Bridge Lesson

Moving from Intermediate to Advanced

You have conquered subset techniques like Naked Pairs and Hidden Triples. Advanced techniques require a new skill: pattern recognition across the entire grid.

What Changes at This Level

  • From local patterns (within one unit) → to cross-grid patterns
  • From subset analysis → to single-digit pattern recognition
  • You’ll learn to see fish shapes and chain connections
  • Eliminations may cascade across multiple units

The Key Mindset Shift

From Local to Global Patterns

Intermediate techniques work within a single unit (row, column, or box). Advanced techniques like X-Wing and Swordfish work across multiple units simultaneously.

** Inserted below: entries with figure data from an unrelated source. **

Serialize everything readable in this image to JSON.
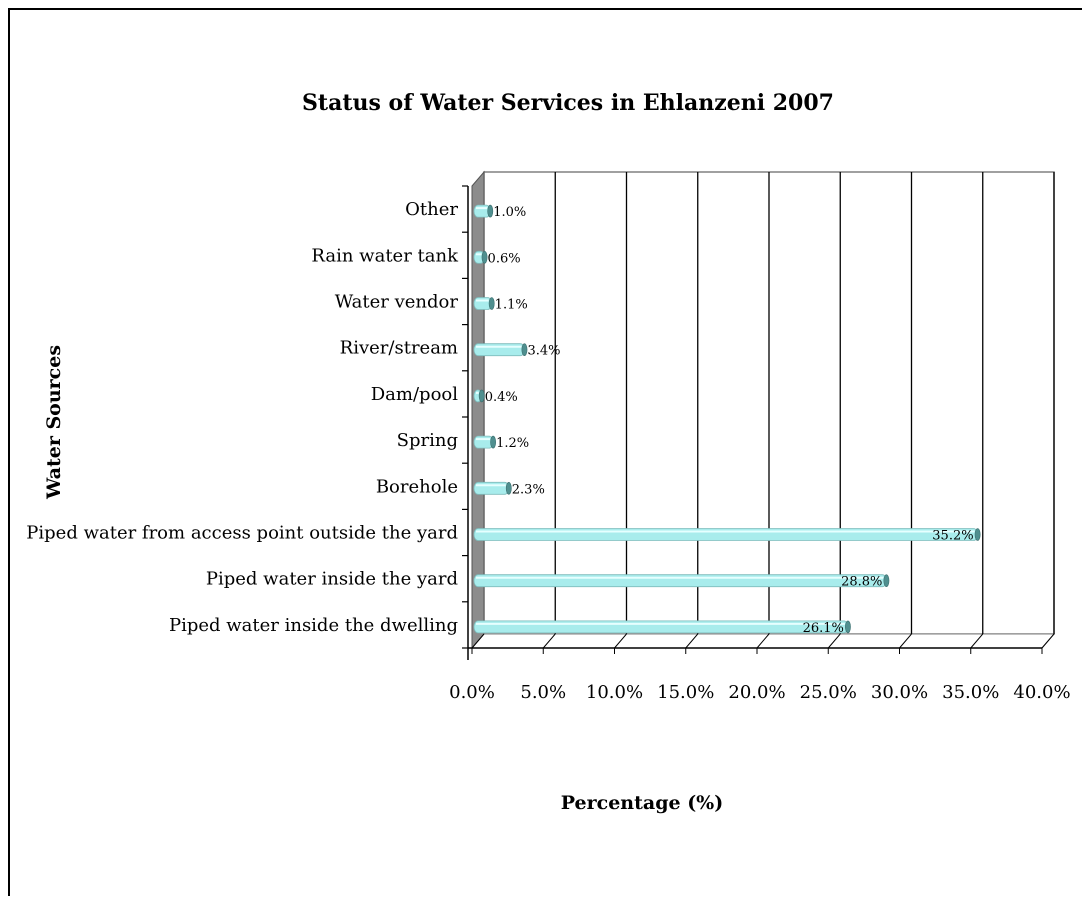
{
  "chart_data": {
    "type": "bar",
    "orientation": "horizontal",
    "title": "Status of Water Services in Ehlanzeni 2007",
    "xlabel": "Percentage (%)",
    "ylabel": "Water Sources",
    "categories": [
      "Piped water inside the dwelling",
      "Piped water inside the yard",
      "Piped water from access point outside the yard",
      "Borehole",
      "Spring",
      "Dam/pool",
      "River/stream",
      "Water vendor",
      "Rain water tank",
      "Other"
    ],
    "values": [
      26.1,
      28.8,
      35.2,
      2.3,
      1.2,
      0.4,
      3.4,
      1.1,
      0.6,
      1.0
    ],
    "data_labels": [
      "26.1%",
      "28.8%",
      "35.2%",
      "2.3%",
      "1.2%",
      "0.4%",
      "3.4%",
      "1.1%",
      "0.6%",
      "1.0%"
    ],
    "x_ticks": [
      "0.0%",
      "5.0%",
      "10.0%",
      "15.0%",
      "20.0%",
      "25.0%",
      "30.0%",
      "35.0%",
      "40.0%"
    ],
    "xlim": [
      0,
      40
    ],
    "grid": true,
    "legend": "none",
    "bar_color": "#a8ecec"
  }
}
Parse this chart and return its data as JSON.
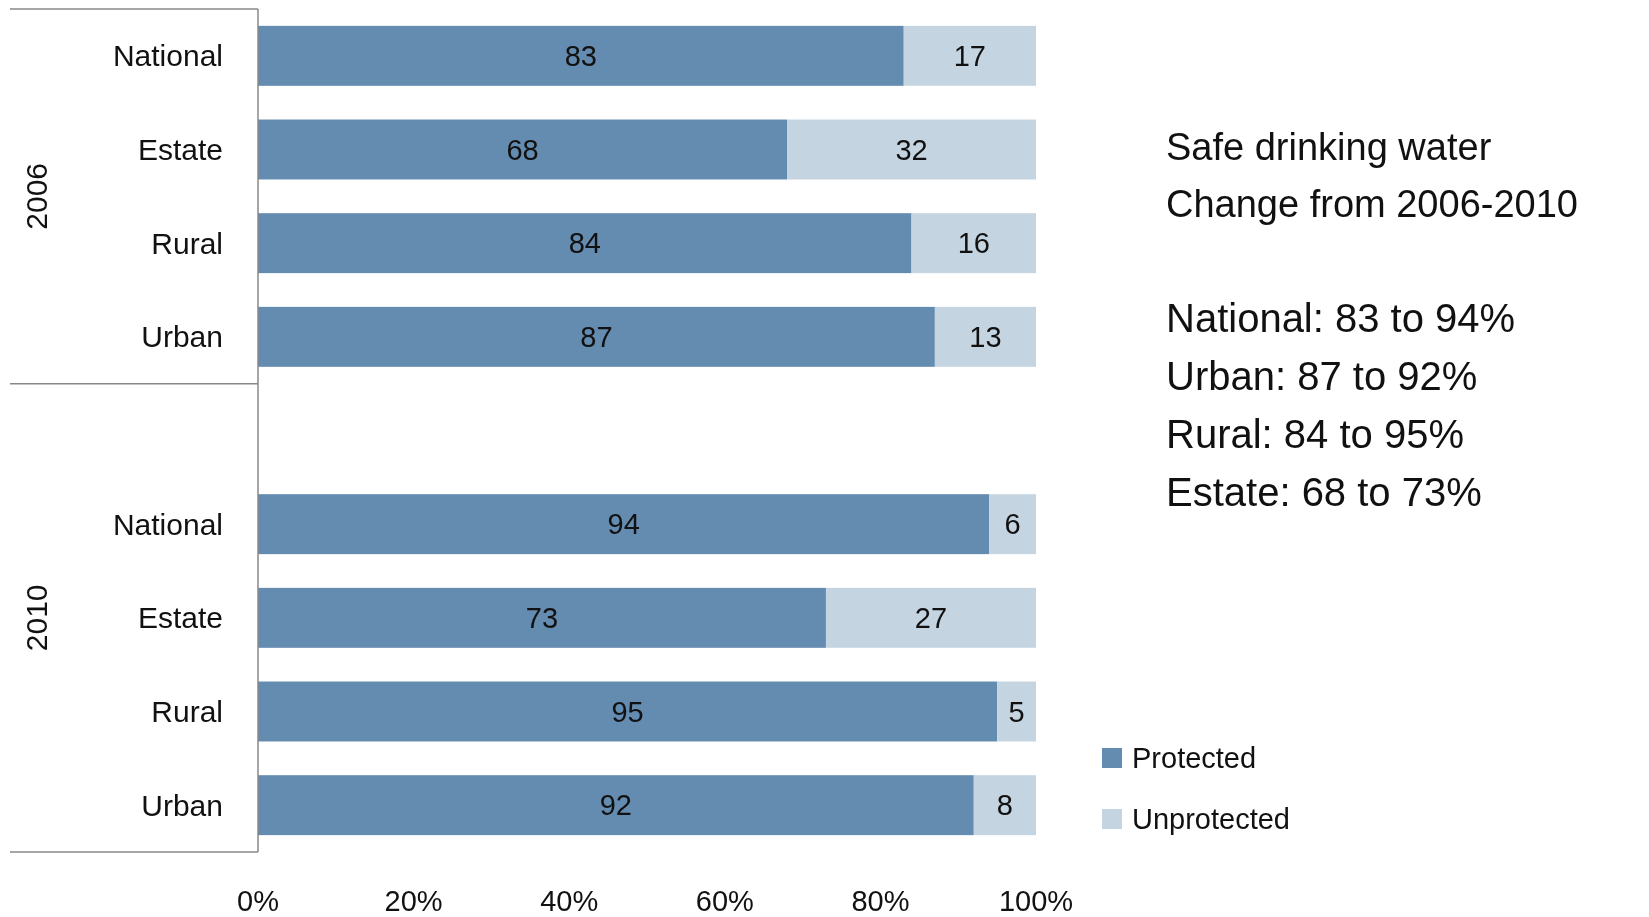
{
  "chart_data": {
    "type": "bar",
    "orientation": "horizontal",
    "stacked": true,
    "categories": [
      "National",
      "Estate",
      "Rural",
      "Urban",
      null,
      "National",
      "Estate",
      "Rural",
      "Urban"
    ],
    "series": [
      {
        "name": "Protected",
        "color": "#648bb0",
        "values": [
          83,
          68,
          84,
          87,
          null,
          94,
          73,
          95,
          92
        ]
      },
      {
        "name": "Unprotected",
        "color": "#c5d4e1",
        "values": [
          17,
          32,
          16,
          13,
          null,
          6,
          27,
          5,
          8
        ]
      }
    ],
    "xlim": [
      0,
      100
    ],
    "xticks": [
      {
        "value": 0,
        "label": "0%"
      },
      {
        "value": 20,
        "label": "20%"
      },
      {
        "value": 40,
        "label": "40%"
      },
      {
        "value": 60,
        "label": "60%"
      },
      {
        "value": 80,
        "label": "80%"
      },
      {
        "value": 100,
        "label": "100%"
      }
    ],
    "data_labels": true,
    "legend": "bottom right",
    "grid": false,
    "annotations": [
      "2006",
      "2010",
      "Safe drinking water",
      "Change from 2006-2010",
      "National: 83 to 94%",
      "Urban: 87 to 92%",
      "Rural: 84 to 95%",
      "Estate: 68 to 73%"
    ]
  }
}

You need to see how candidate positions in one row relate to positions in other rows.

Visual Pattern Skills

X-Wings form rectangles. Swordfish form grids. Skyscrapers form L-shapes. These are geometric patterns that you learn to spot in the candidate grid. It takes practice, but once you see them, they become obvious.

Coloring and Chaining Begins

Simple Coloring is your first introduction to chain-based logic. Instead of looking at what digits go where, you assign colors to candidates and follow logical implications. This mental model becomes essential at the expert level.

How to Prepare

  1. 1Make sure all pencil marks are correct before looking for advanced patterns. One wrong candidate can hide the pattern completely.
  2. 2Practice looking at candidate positions for a single digit across the whole grid. Ask: Where can digit N go in each row? Each column?
  3. 3Start with X-Wing — it is the simplest advanced pattern. Look for a digit that appears in exactly two columns within two rows (forming a rectangle).
  4. 4Solve many hard puzzles using only beginner + intermediate techniques and hints. This builds familiarity with the grid states where advanced techniques appear.